An excess in glucocorticoid steroids, either from endogenous or exogenous sources, has been shown to inhibit wound repair. Key to this impairment is a diminution of the inflammatory response to wounding, fibroplasia, capillary formation, reparative tissue collagen accumulation, and wound breaking strength. Because a single local application at operation of nonviable Staphylococcus aureus or its peptidoglycan increases all of these processes in normal rats, we hypothesized that nonviable S. aureus and S. aureus peptidoglycan would each ameliorate glucocorticoid-induced impaired healing. Sprague-Dawley male rats aseptically received two 7 cm paravertebral skin incisions and underwent subcutaneous implantation of polyvinyl alcohol sponges. Two glucocorticoids were used: hydrocortisone, 8 mg intramuscularly, daily beginning 1 day before operation and continuing during the postoperative period; or a single dose of a long-acting preparation of methylprednisolone, 6 or 8 mg intramuscularly, on the day before operation. Controls received intramuscular injections of saline solution at the same respective times. At the time of the operation, one incision and the polyvinyl alcohol sponges on one side of the animal were instilled with saline solution while the incision and sponges on the opposite side were instilled with nonviable S. aureus (hydrocortisone study) or S. aureus peptidoglycan (two methylprednisolone studies).
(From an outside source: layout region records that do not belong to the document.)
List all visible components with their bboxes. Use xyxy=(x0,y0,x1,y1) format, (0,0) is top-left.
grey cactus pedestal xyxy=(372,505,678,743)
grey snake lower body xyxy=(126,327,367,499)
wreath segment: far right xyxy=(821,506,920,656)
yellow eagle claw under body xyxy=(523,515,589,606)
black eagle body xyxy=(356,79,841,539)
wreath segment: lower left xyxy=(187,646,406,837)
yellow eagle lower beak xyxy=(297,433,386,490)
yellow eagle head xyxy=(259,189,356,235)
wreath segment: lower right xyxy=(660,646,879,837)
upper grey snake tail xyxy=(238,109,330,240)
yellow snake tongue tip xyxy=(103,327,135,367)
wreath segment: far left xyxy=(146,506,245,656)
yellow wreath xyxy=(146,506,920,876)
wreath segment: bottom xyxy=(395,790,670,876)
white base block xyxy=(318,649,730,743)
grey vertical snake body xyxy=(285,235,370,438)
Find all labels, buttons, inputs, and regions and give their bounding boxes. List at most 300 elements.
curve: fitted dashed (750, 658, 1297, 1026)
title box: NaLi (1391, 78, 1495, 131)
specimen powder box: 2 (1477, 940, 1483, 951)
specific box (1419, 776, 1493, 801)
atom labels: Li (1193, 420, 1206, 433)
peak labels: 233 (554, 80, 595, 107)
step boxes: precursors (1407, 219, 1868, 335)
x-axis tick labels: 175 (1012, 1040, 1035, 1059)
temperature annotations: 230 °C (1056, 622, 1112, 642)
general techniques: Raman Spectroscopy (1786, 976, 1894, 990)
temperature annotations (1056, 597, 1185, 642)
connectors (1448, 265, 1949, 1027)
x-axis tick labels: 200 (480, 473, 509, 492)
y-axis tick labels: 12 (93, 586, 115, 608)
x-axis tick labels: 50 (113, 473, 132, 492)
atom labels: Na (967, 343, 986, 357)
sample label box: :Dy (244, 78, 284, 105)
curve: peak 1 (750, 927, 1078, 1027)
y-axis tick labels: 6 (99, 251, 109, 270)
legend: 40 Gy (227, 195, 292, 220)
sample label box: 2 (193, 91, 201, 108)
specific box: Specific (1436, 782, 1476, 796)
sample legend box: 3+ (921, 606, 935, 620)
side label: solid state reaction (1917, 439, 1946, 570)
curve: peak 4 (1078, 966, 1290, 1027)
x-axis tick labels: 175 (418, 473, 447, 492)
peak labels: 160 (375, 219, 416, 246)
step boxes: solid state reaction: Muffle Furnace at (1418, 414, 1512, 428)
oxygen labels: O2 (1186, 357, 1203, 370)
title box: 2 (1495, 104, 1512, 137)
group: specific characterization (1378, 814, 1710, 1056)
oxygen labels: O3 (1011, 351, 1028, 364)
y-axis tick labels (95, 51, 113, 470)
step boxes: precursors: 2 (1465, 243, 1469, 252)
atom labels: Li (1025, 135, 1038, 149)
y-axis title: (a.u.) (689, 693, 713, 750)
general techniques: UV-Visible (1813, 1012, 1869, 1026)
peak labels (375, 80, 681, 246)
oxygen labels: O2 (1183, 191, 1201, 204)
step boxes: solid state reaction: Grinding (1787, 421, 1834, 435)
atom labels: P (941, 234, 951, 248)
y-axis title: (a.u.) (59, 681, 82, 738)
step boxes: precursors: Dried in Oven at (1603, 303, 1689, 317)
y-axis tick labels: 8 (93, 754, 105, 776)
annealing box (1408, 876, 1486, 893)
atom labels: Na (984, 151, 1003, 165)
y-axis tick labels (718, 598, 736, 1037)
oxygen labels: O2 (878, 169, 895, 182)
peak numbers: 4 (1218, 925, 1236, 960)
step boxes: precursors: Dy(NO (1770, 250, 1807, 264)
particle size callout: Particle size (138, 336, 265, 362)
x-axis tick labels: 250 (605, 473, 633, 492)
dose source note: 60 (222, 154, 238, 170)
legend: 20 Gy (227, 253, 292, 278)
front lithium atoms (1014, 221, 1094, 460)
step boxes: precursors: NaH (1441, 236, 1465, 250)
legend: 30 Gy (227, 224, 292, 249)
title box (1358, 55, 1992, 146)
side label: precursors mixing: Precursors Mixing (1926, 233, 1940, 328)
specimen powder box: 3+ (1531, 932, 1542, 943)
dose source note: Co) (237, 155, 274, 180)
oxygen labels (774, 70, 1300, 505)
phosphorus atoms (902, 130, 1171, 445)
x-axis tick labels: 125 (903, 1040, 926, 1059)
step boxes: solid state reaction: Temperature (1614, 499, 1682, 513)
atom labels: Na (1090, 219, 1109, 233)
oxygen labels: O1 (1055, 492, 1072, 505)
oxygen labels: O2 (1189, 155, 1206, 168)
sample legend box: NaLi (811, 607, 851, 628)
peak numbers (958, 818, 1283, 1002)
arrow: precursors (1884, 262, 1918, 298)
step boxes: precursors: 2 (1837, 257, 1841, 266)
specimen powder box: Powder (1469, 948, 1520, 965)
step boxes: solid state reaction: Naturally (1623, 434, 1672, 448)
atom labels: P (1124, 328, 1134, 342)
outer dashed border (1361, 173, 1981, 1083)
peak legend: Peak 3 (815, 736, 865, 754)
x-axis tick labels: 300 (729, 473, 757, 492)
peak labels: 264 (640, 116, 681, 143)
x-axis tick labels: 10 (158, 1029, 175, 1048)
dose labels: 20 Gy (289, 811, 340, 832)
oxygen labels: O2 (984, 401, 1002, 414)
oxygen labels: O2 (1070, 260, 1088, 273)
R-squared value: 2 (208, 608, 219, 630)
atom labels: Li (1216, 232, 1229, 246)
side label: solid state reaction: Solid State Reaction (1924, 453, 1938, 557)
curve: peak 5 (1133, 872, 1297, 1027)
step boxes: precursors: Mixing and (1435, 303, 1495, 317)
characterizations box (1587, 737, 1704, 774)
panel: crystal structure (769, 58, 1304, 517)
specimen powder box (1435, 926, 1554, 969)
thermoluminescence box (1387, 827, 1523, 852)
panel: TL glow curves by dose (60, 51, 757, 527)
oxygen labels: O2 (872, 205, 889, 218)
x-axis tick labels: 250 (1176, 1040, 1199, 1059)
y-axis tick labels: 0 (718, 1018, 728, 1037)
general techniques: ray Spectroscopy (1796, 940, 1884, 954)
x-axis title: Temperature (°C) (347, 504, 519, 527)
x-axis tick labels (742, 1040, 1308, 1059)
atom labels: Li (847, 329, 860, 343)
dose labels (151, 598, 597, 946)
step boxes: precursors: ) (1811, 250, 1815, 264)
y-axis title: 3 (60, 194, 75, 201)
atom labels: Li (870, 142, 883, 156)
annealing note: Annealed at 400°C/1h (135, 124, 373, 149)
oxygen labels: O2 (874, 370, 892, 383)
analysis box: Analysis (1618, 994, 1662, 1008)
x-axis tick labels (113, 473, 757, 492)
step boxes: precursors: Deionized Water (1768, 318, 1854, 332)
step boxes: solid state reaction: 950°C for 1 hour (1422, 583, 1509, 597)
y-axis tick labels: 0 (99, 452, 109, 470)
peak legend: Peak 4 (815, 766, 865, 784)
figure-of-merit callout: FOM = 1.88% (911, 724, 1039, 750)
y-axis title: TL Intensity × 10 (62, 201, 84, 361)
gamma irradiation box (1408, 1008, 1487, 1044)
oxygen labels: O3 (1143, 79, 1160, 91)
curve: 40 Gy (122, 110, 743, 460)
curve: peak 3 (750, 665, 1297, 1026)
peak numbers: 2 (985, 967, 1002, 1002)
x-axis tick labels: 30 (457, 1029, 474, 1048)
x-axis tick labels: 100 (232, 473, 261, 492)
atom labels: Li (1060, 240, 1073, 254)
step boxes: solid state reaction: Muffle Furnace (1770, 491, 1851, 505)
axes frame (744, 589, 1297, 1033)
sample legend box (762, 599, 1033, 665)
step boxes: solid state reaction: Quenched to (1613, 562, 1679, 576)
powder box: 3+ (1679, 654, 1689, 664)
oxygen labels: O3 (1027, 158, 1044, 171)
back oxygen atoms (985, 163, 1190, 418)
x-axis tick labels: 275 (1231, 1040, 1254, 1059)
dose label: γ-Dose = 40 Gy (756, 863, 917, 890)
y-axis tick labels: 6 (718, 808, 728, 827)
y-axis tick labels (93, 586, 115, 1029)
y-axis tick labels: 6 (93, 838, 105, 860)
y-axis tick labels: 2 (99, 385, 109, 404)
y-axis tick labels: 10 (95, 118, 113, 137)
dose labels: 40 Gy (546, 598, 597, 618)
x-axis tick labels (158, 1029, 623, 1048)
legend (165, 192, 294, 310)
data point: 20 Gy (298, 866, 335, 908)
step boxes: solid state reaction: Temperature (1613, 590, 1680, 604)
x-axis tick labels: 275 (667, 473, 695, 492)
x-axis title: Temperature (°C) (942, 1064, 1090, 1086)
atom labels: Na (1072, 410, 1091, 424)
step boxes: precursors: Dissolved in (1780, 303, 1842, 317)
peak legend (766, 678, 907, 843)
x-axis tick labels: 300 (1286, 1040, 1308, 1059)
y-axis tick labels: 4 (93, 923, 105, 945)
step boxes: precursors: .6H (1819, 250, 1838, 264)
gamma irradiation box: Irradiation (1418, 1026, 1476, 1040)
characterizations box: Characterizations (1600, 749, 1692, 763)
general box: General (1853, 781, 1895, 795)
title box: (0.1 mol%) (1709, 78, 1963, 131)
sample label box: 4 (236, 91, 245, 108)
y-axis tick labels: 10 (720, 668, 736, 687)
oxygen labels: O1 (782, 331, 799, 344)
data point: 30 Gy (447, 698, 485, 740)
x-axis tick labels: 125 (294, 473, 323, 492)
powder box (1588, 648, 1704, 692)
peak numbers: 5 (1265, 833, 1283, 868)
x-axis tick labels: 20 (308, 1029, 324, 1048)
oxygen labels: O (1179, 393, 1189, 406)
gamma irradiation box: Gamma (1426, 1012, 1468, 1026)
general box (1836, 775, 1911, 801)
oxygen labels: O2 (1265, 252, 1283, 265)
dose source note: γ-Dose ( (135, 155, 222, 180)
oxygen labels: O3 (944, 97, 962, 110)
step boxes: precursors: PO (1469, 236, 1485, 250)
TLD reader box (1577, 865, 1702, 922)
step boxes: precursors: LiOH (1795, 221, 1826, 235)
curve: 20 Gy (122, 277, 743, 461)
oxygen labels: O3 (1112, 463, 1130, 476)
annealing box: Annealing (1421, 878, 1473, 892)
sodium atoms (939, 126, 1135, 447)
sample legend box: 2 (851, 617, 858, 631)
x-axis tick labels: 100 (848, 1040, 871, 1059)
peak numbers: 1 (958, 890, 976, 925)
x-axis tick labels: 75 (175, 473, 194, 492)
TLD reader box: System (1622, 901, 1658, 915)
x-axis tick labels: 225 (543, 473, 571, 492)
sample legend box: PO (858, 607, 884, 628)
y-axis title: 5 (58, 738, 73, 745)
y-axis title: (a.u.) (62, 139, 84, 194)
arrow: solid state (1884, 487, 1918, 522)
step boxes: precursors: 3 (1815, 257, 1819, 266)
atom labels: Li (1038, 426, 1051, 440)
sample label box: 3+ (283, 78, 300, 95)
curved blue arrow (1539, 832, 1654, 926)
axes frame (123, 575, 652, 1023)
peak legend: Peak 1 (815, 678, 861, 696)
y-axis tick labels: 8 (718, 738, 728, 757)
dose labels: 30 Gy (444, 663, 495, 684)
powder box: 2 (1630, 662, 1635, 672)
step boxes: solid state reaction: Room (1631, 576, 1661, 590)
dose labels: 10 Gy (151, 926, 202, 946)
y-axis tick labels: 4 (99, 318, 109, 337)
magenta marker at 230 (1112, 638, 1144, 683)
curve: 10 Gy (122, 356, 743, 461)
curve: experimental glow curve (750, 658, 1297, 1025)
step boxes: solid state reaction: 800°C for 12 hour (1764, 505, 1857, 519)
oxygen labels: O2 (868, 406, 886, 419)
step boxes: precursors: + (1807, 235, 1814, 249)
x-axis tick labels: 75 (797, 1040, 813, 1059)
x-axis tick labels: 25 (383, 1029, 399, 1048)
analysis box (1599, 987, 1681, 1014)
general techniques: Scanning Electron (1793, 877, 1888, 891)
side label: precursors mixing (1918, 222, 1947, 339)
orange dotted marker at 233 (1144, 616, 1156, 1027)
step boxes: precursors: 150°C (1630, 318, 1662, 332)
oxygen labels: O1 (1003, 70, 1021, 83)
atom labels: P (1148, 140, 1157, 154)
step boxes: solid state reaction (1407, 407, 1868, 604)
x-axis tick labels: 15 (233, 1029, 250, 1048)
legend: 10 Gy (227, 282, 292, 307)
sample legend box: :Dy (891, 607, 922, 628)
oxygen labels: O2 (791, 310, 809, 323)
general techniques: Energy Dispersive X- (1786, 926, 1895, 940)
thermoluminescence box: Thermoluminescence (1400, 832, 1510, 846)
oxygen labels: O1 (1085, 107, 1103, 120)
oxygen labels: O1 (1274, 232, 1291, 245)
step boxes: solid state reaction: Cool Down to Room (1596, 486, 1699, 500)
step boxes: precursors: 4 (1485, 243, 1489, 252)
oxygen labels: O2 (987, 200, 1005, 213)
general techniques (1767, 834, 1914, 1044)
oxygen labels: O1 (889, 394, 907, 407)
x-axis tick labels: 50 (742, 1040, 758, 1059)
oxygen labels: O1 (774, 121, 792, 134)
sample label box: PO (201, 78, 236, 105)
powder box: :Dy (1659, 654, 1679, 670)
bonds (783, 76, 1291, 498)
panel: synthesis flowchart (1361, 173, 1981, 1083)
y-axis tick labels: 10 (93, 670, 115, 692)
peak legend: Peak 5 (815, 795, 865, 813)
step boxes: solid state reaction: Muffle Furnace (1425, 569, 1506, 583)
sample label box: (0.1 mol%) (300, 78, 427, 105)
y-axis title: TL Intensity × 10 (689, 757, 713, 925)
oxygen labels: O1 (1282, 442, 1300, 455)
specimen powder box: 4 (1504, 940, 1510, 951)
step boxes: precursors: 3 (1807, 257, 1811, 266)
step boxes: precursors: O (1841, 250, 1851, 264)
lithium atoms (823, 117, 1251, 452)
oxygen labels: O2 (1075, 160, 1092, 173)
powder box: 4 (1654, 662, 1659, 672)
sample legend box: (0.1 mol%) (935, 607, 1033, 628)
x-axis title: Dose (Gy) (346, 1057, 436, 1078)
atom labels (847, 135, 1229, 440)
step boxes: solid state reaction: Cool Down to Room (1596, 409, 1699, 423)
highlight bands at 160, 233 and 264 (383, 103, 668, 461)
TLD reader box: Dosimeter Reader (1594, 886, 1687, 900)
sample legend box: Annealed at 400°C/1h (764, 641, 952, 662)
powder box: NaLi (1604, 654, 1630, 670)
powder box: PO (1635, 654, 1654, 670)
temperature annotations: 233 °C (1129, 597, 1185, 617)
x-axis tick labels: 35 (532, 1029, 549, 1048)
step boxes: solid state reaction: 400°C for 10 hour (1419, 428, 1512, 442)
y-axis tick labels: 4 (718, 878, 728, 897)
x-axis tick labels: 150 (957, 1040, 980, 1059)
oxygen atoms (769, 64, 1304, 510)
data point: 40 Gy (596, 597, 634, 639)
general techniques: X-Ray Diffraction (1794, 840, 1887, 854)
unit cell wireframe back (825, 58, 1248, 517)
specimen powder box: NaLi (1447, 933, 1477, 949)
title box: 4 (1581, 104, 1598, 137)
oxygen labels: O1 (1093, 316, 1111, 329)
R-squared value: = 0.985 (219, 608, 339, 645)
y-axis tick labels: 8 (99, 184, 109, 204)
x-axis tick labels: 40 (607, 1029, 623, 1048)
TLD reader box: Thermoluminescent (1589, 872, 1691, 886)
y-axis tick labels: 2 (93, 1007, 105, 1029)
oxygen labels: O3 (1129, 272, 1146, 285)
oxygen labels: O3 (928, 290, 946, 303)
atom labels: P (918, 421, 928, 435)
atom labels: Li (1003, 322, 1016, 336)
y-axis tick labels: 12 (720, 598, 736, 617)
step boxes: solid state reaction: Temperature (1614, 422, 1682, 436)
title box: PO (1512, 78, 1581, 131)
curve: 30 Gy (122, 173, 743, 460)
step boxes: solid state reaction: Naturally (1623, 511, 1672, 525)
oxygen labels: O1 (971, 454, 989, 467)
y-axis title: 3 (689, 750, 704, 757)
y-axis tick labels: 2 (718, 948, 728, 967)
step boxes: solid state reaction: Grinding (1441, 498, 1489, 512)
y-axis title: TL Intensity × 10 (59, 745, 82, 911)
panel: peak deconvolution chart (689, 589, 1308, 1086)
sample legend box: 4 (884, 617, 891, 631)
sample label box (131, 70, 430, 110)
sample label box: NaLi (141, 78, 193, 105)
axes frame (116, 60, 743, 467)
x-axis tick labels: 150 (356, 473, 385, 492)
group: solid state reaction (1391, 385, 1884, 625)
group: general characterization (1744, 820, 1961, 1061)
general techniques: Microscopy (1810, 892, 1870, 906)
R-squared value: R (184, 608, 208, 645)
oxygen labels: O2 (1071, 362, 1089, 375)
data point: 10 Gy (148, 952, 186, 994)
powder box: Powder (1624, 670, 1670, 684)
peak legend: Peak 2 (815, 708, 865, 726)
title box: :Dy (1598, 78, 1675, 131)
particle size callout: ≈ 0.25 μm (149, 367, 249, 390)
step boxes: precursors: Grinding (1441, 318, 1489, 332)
The data showed that, at postoperative day 7, the single local application at wounding of nonviable S. aureus or S. aureus peptidoglycan increased wound breaking strength in the control rats by factors of 1.6 in the hydrocortisone experiment and 1.4 and 1.6 in the methylprednisolone studies. These treatments prevented (in hydrocortisone-treated rats) or mitigated (in methylprednisolone-treated rats) the glucocorticoid-induced decrease in wound breaking strength. In addition, these treatments prevented the glucocorticoid-induced decreases in the inflammatory (largely mononuclear cells) response to wounding and in the accumulation within the polyvinyl alcohol sponge of reparative tissue fibroblasts, capillaries, and collagen.